22-EPN3-107: Characterising the electron-impact-induced emission of CS2 to constrain sulfur abundances in cometary and planetary atmospheres
Visit by Steven Bromley, Auburn University (USA), to TA2 Facility 13 – Electron Induced Fluorescence Laboratory (Slovakia).
Dates of visit: 08 – 19 May 2023
The main goals of the 2023 visit were to study the electron impact emission cross sections, spectral features, and dissociation thresholds of CS2 gas. The products of CS2 – atomic sulfur and its ions, CS, excited CS2, and CS2+ – make CS2 a rich target of inquiry. Further, the products CS and atomic S are routinely observed in near-nucleus observations of comets (see e.g. discussion in Noonan et al. 2023). Measurements of sulfur abundances in comets show discrepancies between remote and in-situ observations, and improved electron-impact data for CS2 may help resolve this discrepancy. The present experiments are part of a long-term campaign to understand diagnostic electron-impact driven emission and ionization of diatomic/polyatomic molecules in cometary atmospheres.
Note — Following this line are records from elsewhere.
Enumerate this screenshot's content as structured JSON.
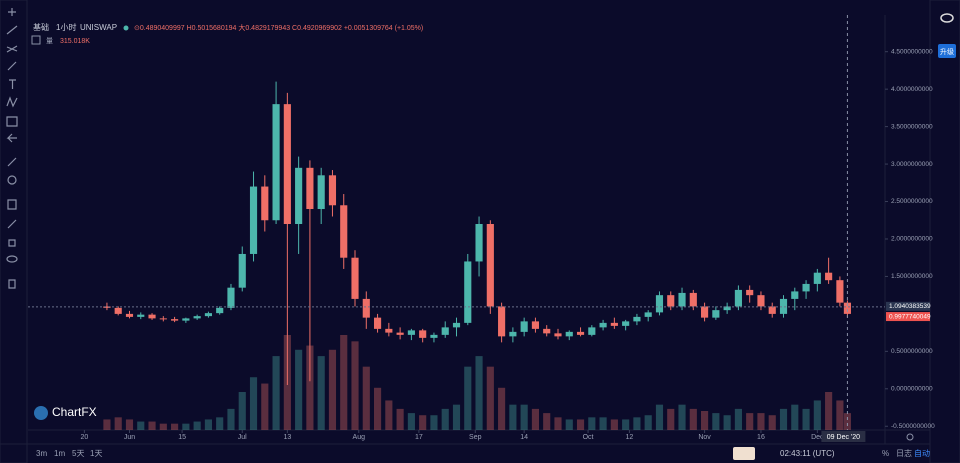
{
  "header": {
    "market": "基础",
    "interval": "1小时",
    "symbol": "UNISWAP",
    "ohlc": "⊙0.4890409997 H0.5015680194 大0.4829179943 C0.4920969902 +0.0051309764 (+1.05%)",
    "volume_label": "量",
    "volume": "315.018K"
  },
  "toolbar": {
    "upgrade": "升级"
  },
  "footer": {
    "ranges": [
      "3m",
      "1m",
      "5天",
      "1天"
    ],
    "time": "02:43:11 (UTC)",
    "percent": "%",
    "log": "日志",
    "auto": "自动"
  },
  "logo": "ChartFX",
  "chart_data": {
    "type": "candlestick",
    "x": [
      "2020-05-26",
      "2020-05-29",
      "2020-06-01",
      "2020-06-04",
      "2020-06-07",
      "2020-06-10",
      "2020-06-13",
      "2020-06-16",
      "2020-06-19",
      "2020-06-22",
      "2020-06-25",
      "2020-06-28",
      "2020-07-01",
      "2020-07-04",
      "2020-07-07",
      "2020-07-10",
      "2020-07-13",
      "2020-07-16",
      "2020-07-19",
      "2020-07-22",
      "2020-07-25",
      "2020-07-28",
      "2020-07-31",
      "2020-08-03",
      "2020-08-06",
      "2020-08-09",
      "2020-08-12",
      "2020-08-15",
      "2020-08-18",
      "2020-08-21",
      "2020-08-24",
      "2020-08-27",
      "2020-08-30",
      "2020-09-02",
      "2020-09-05",
      "2020-09-08",
      "2020-09-11",
      "2020-09-14",
      "2020-09-17",
      "2020-09-20",
      "2020-09-23",
      "2020-09-26",
      "2020-09-29",
      "2020-10-02",
      "2020-10-05",
      "2020-10-08",
      "2020-10-11",
      "2020-10-14",
      "2020-10-17",
      "2020-10-20",
      "2020-10-23",
      "2020-10-26",
      "2020-10-29",
      "2020-11-01",
      "2020-11-04",
      "2020-11-07",
      "2020-11-10",
      "2020-11-13",
      "2020-11-16",
      "2020-11-19",
      "2020-11-22",
      "2020-11-25",
      "2020-11-28",
      "2020-12-01",
      "2020-12-04",
      "2020-12-07",
      "2020-12-09"
    ],
    "open": [
      1.1,
      1.08,
      1.0,
      0.96,
      0.99,
      0.94,
      0.93,
      0.91,
      0.94,
      0.97,
      1.01,
      1.08,
      1.35,
      1.8,
      2.7,
      2.25,
      3.8,
      2.2,
      2.95,
      2.4,
      2.85,
      2.45,
      1.75,
      1.2,
      0.95,
      0.8,
      0.75,
      0.72,
      0.78,
      0.68,
      0.72,
      0.82,
      0.88,
      1.7,
      2.2,
      1.1,
      0.7,
      0.76,
      0.9,
      0.8,
      0.74,
      0.7,
      0.76,
      0.72,
      0.82,
      0.88,
      0.84,
      0.9,
      0.96,
      1.02,
      1.25,
      1.1,
      1.28,
      1.1,
      0.95,
      1.05,
      1.1,
      1.32,
      1.25,
      1.1,
      1.0,
      1.2,
      1.3,
      1.4,
      1.55,
      1.45,
      1.15
    ],
    "high": [
      1.15,
      1.1,
      1.04,
      1.02,
      1.01,
      0.97,
      0.96,
      0.95,
      0.99,
      1.03,
      1.1,
      1.4,
      1.9,
      2.9,
      2.85,
      4.1,
      3.95,
      3.1,
      3.05,
      2.95,
      2.92,
      2.6,
      1.85,
      1.3,
      1.0,
      0.88,
      0.82,
      0.8,
      0.8,
      0.75,
      0.9,
      0.95,
      1.8,
      2.3,
      2.25,
      1.15,
      0.82,
      0.95,
      0.95,
      0.85,
      0.8,
      0.78,
      0.82,
      0.85,
      0.92,
      0.95,
      0.92,
      1.0,
      1.05,
      1.3,
      1.3,
      1.35,
      1.32,
      1.15,
      1.1,
      1.15,
      1.38,
      1.38,
      1.3,
      1.15,
      1.25,
      1.35,
      1.45,
      1.6,
      1.75,
      1.5,
      1.18
    ],
    "low": [
      1.05,
      0.98,
      0.94,
      0.93,
      0.92,
      0.9,
      0.89,
      0.88,
      0.92,
      0.95,
      0.99,
      1.05,
      1.3,
      1.7,
      2.1,
      2.2,
      0.05,
      1.8,
      0.1,
      2.2,
      2.3,
      1.6,
      1.1,
      0.8,
      0.75,
      0.7,
      0.66,
      0.65,
      0.62,
      0.62,
      0.68,
      0.7,
      0.85,
      1.5,
      1.0,
      0.62,
      0.62,
      0.7,
      0.75,
      0.7,
      0.66,
      0.65,
      0.7,
      0.7,
      0.78,
      0.8,
      0.78,
      0.85,
      0.9,
      0.98,
      1.05,
      1.05,
      1.05,
      0.9,
      0.92,
      1.0,
      1.05,
      1.15,
      1.05,
      0.95,
      0.95,
      1.05,
      1.2,
      1.3,
      1.4,
      1.1,
      0.95
    ],
    "close": [
      1.08,
      1.0,
      0.96,
      0.99,
      0.94,
      0.93,
      0.91,
      0.94,
      0.97,
      1.01,
      1.08,
      1.35,
      1.8,
      2.7,
      2.25,
      3.8,
      2.2,
      2.95,
      2.4,
      2.85,
      2.45,
      1.75,
      1.2,
      0.95,
      0.8,
      0.75,
      0.72,
      0.78,
      0.68,
      0.72,
      0.82,
      0.88,
      1.7,
      2.2,
      1.1,
      0.7,
      0.76,
      0.9,
      0.8,
      0.74,
      0.7,
      0.76,
      0.72,
      0.82,
      0.88,
      0.84,
      0.9,
      0.96,
      1.02,
      1.25,
      1.1,
      1.28,
      1.1,
      0.95,
      1.05,
      1.1,
      1.32,
      1.25,
      1.1,
      1.0,
      1.2,
      1.3,
      1.4,
      1.55,
      1.45,
      1.15,
      1.0
    ],
    "volume": [
      5,
      6,
      5,
      4,
      4,
      3,
      3,
      3,
      4,
      5,
      6,
      10,
      18,
      25,
      22,
      35,
      45,
      38,
      40,
      35,
      38,
      45,
      42,
      30,
      20,
      14,
      10,
      8,
      7,
      7,
      10,
      12,
      30,
      35,
      30,
      20,
      12,
      12,
      10,
      8,
      6,
      5,
      5,
      6,
      6,
      5,
      5,
      6,
      7,
      12,
      10,
      12,
      10,
      9,
      8,
      7,
      10,
      8,
      8,
      7,
      10,
      12,
      10,
      14,
      18,
      14,
      8
    ],
    "up_color": "#4db6ac",
    "down_color": "#ef6f67",
    "xlim": [
      "2020-05-05",
      "2020-12-19"
    ],
    "xticks": [
      {
        "value": "2020-05-20",
        "label": "20"
      },
      {
        "value": "2020-06-01",
        "label": "Jun"
      },
      {
        "value": "2020-06-15",
        "label": "15"
      },
      {
        "value": "2020-07-01",
        "label": "Jul"
      },
      {
        "value": "2020-07-13",
        "label": "13"
      },
      {
        "value": "2020-08-01",
        "label": "Aug"
      },
      {
        "value": "2020-08-17",
        "label": "17"
      },
      {
        "value": "2020-09-01",
        "label": "Sep"
      },
      {
        "value": "2020-09-14",
        "label": "14"
      },
      {
        "value": "2020-10-01",
        "label": "Oct"
      },
      {
        "value": "2020-10-12",
        "label": "12"
      },
      {
        "value": "2020-11-01",
        "label": "Nov"
      },
      {
        "value": "2020-11-16",
        "label": "16"
      },
      {
        "value": "2020-12-01",
        "label": "Dec"
      }
    ],
    "ylim": [
      -0.55,
      4.99
    ],
    "yticks": [
      {
        "value": 4.5,
        "label": "4.5000000000"
      },
      {
        "value": 4,
        "label": "4.0000000000"
      },
      {
        "value": 3.5,
        "label": "3.5000000000"
      },
      {
        "value": 3,
        "label": "3.0000000000"
      },
      {
        "value": 2.5,
        "label": "2.5000000000"
      },
      {
        "value": 2,
        "label": "2.0000000000"
      },
      {
        "value": 1.5,
        "label": "1.5000000000"
      },
      {
        "value": 0.5,
        "label": "0.5000000000"
      },
      {
        "value": 0,
        "label": "0.0000000000"
      },
      {
        "value": -0.5,
        "label": "-0.5000000000"
      }
    ],
    "price_lines": [
      {
        "value": 1.0940383539,
        "color": "#2a3550"
      },
      {
        "value": 0.9977740049,
        "color": "#ef5350"
      }
    ],
    "crosshair": {
      "x": "2020-12-09",
      "label": "09 Dec '20"
    }
  }
}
We expect these data will provide valuable insights in one of our ongoing projects to investigate sulfur abundances through analyses of 100+ archived comet observations. In the first week of our visit to the EIF lab, we measured the electron-impact spectrum of CS2 gas at various electron energies between 0 – 100 eV, with energies chosen based on known thresholds for CS, CS2+, and atomic fragment production. During this time, we also began developing an emission model for CS in order to simplify the future analyses of these data. In the second week of the visit, higher-resolution spectra and several cross sections were measured in order to begin comparisons to existing literature. We also identified, for the first time, the emissions of atomic fragments (S I, S II) in the near-infrared red-ward of 600 nm.